The lender is not required by state law to notify the borrower before initiating the foreclosure process, but individual mortgages or deeds of trust might call for this. The borrower can stop the foreclosure up until the date of the sale by paying the total amount owed to the lender.
Notice of Sale / Auction
The sale date is typically 20-35 days after the court ruling, but this may vary depending on the individual court. The clerk of court issues a notice of sale containing the location, date, and time of the sale. The notice is published once a week for two weeks, with the second notice appearing at least five days before the sale.
The clerk usually oversees the sale, which ordinarily occurs at the county courthouse at 11:00 a.m. on the sale date. The winning bidder must provide a 5-percent deposit and pay the remaining balance by the end of the day or a new sale is scheduled a minimum of 20 days later. After a successful sale, the clerk gives a certificate of sale to the winning bidder
Within 10 days of the sale, the clerk transfers ownership to the winning bidder if no one disputes the sale. In most instances, a borrower has no right of redemption after the certificate of sale is issued.

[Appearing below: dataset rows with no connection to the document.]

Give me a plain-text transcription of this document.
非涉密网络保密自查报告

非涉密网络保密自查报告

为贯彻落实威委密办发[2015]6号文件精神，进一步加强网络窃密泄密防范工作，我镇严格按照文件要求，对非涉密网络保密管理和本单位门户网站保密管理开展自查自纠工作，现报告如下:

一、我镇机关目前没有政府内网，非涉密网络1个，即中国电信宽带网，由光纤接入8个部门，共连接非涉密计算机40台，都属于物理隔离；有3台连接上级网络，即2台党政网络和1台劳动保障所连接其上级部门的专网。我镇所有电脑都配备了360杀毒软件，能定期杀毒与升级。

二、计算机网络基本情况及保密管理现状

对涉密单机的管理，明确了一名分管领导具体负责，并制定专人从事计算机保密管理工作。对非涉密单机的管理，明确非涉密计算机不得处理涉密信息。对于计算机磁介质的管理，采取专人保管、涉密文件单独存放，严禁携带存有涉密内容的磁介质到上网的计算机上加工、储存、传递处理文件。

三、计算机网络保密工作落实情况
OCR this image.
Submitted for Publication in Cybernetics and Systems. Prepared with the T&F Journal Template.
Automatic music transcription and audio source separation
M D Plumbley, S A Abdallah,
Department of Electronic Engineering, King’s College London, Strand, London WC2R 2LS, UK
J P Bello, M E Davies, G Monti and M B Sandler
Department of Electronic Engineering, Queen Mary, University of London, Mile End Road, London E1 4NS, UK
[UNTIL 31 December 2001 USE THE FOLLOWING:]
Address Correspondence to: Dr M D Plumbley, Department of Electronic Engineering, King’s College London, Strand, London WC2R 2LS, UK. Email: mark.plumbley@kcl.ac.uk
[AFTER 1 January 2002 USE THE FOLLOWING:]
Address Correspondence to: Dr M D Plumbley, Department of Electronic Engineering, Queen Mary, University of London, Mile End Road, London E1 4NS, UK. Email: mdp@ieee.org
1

Legislative and Legal Updates
Due to such a large backlog of foreclosure cases on the docket, the Florida Supreme Court decided in May to allow lawyers to sit on foreclosure cases instead of judges. All seven justices approved the move, despite criticism from lawyers who represent homeowners.
A new Florida law to expedite foreclosures — House Bill 87 — became law on June 7, 2013. Known as the Florida Fair Foreclosure Act, H.B. 87 aims to streamline and speed up the foreclosure process in Florida. The law shortens the time period that banks can collect losses from five years to one. It also places more requirements on banks to prove they own a loan before foreclosing by produce the note at the time of the foreclosure. H.B. 87 also allows third-party lien holders, like a homeowners association, to initiate the foreclosure process.